But hardly were the words uttered when two or three men came quickly across, and one of them taught hold of the apparently elder woman's arm, exclaiming, with a mocking laugh--"You are a tall lady, upon my soul, to walk upon Tower Hill of a night! Gadzooks, we must see more of your ladyship!"
Another man--who subsequently turned out to be a messenger sent in pursuit--at the same moment seized the young Earl (for I need hardly say it was he) with a hard strong grasp, exclaiming--"Henry, Earl of Eskdale, I charge you, in the King's name, to make no resistance."
With a faint despairing cry Emmeline sank to the ground, while they dragged Smeaton away from her side. The two servants, running up, demanded--"Who are you who dare to stop these ladies?" and angry words began to pass; but Smeaton interposed, saying--"It is in vain, it is in vain. Look to your lady, my good men. Convey her home safely. God bless you, my Emmeline!"
"What is the matter, what is the matter here?" cried Richard Newark, suddenly appearing with two or three more, while the man who had first seized upon Smeaton left him in the hands of the messenger, and raised Emmeline from the ground.
"Ah, Master Dick!" he exclaimed, "have you a finger in this pretty pie? Better put yourself out of harm's way, young man, as fast as possible."
"How dare you touch that lady, scoundrel?" demanded Richard, in a voice furious with passion, as he recognised the person of William Newark. "Take that for your pains!" And, holding the scabbard of his sword with his left hand, he struck his cousin a furious blow with the right.
William Newark started forward and drew his sword; Richard's was not long in the sheath; but the servants interposed, and parted them for the time, though not till words had been spoken--some in loud anger, some in the low tones of intense hate--which bore their fruit soon after. The last four of those words were uttered in a whisper.
"At seven, and alone," said Richard, in his cousin's ear.
The other nodded his head, and turned sullenly away, while Richard aided to raise the unhappy girl, whose last hope had been extinguished by her husband's recapture, and carried her, still insensible, to her dwelling.

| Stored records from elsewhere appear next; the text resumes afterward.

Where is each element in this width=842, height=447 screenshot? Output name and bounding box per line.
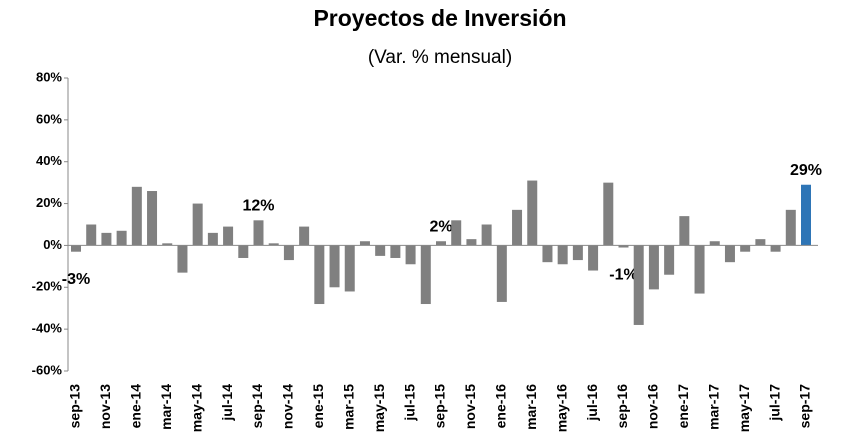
y-tick-label: -40% — [32, 321, 63, 336]
bar — [299, 226, 310, 246]
bar — [679, 216, 690, 246]
bar — [177, 245, 188, 273]
x-tick-label: ene-16 — [493, 384, 509, 429]
data-label: 2% — [429, 218, 452, 235]
x-tick-label: nov-14 — [280, 384, 296, 429]
x-tick-label: may-16 — [553, 384, 569, 432]
data-label: -1% — [609, 267, 637, 284]
bar — [785, 209, 796, 246]
bar — [329, 245, 340, 288]
bar — [268, 243, 279, 246]
y-tick-label: 40% — [36, 153, 62, 168]
chart-title: Proyectos de Inversión — [313, 5, 566, 31]
data-label: -3% — [62, 271, 90, 288]
bar — [740, 245, 751, 252]
bar — [451, 220, 462, 246]
bar — [633, 245, 644, 325]
x-tick-label: may-14 — [188, 384, 204, 432]
bar — [238, 245, 249, 258]
x-tick-label: jul-15 — [401, 384, 417, 422]
bar — [481, 224, 492, 246]
y-tick-label: 0% — [43, 237, 62, 252]
x-tick-label: ene-14 — [128, 384, 144, 429]
bar — [147, 191, 158, 246]
x-tick-label: jul-17 — [766, 384, 782, 422]
bar — [192, 203, 203, 246]
x-tick-label: mar-15 — [340, 384, 356, 430]
bar — [420, 245, 431, 305]
bar — [557, 245, 568, 265]
bar — [314, 245, 325, 305]
bar — [496, 245, 507, 302]
bar — [283, 245, 294, 261]
bar — [375, 245, 386, 256]
bar — [131, 186, 142, 246]
y-tick-label: -20% — [32, 279, 63, 294]
x-tick-label: nov-13 — [97, 384, 113, 429]
x-tick-label: ene-15 — [310, 384, 326, 429]
bar — [527, 180, 538, 246]
x-tick-label: sep-17 — [797, 384, 813, 429]
x-tick-label: mar-14 — [158, 384, 174, 430]
x-tick-label: nov-15 — [462, 384, 478, 429]
x-tick-label: mar-17 — [705, 384, 721, 430]
y-tick-label: 80% — [36, 69, 62, 84]
bar — [436, 241, 446, 246]
y-tick-label: -60% — [32, 362, 63, 377]
x-tick-label: sep-13 — [67, 384, 83, 429]
bar — [359, 241, 370, 246]
x-tick-label: mar-16 — [523, 384, 539, 430]
bar — [770, 245, 781, 252]
bar — [101, 232, 112, 246]
bar — [466, 239, 477, 246]
bar — [390, 245, 401, 258]
bar — [724, 245, 735, 263]
x-tick-label: may-17 — [736, 384, 752, 432]
x-tick-label: sep-16 — [614, 384, 630, 429]
x-tick-label: nov-16 — [645, 384, 661, 429]
bar — [801, 184, 811, 246]
bar — [542, 245, 553, 263]
bar — [588, 245, 599, 271]
bar — [405, 245, 416, 265]
x-tick-label: jul-14 — [219, 384, 235, 422]
bar — [207, 232, 218, 246]
bar — [116, 230, 127, 246]
bar — [512, 209, 523, 246]
bar — [223, 226, 234, 246]
x-tick-label: jul-16 — [584, 384, 600, 422]
data-label: 29% — [790, 162, 822, 179]
y-tick-label: 20% — [36, 195, 62, 210]
chart-subtitle: (Var. % mensual) — [368, 47, 512, 68]
x-tick-label: ene-17 — [675, 384, 691, 429]
bar — [755, 239, 766, 246]
x-tick-label: sep-14 — [249, 384, 265, 429]
bar — [694, 245, 705, 294]
data-label: 12% — [242, 198, 274, 215]
bar — [253, 220, 264, 246]
y-tick-label: 60% — [36, 111, 62, 126]
bar — [344, 245, 355, 292]
x-tick-label: sep-15 — [432, 384, 448, 429]
bar — [71, 245, 81, 252]
bar — [709, 241, 720, 246]
bar — [648, 245, 659, 290]
bar — [86, 224, 97, 246]
bar — [664, 245, 675, 275]
bar — [572, 245, 583, 261]
x-tick-label: may-15 — [371, 384, 387, 432]
bar — [162, 243, 173, 246]
bar — [603, 182, 614, 246]
bar — [618, 245, 629, 248]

In the mean time, the messenger and two of his men conducted their prisoner back to the gates of the Tower with feelings in the bosom of Smeaton too dark, too painful, for description. To his own fate his mind had been long made up, and the extinction of a brief hope of escape added little to the load he had to bear; but the thought of what might befall Emmeline in consequence of her effort to save him, and of the certain consequences to the devoted woman who had placed her liberty and even her life in peril for him, was too heavy to be borne with anything like calmness.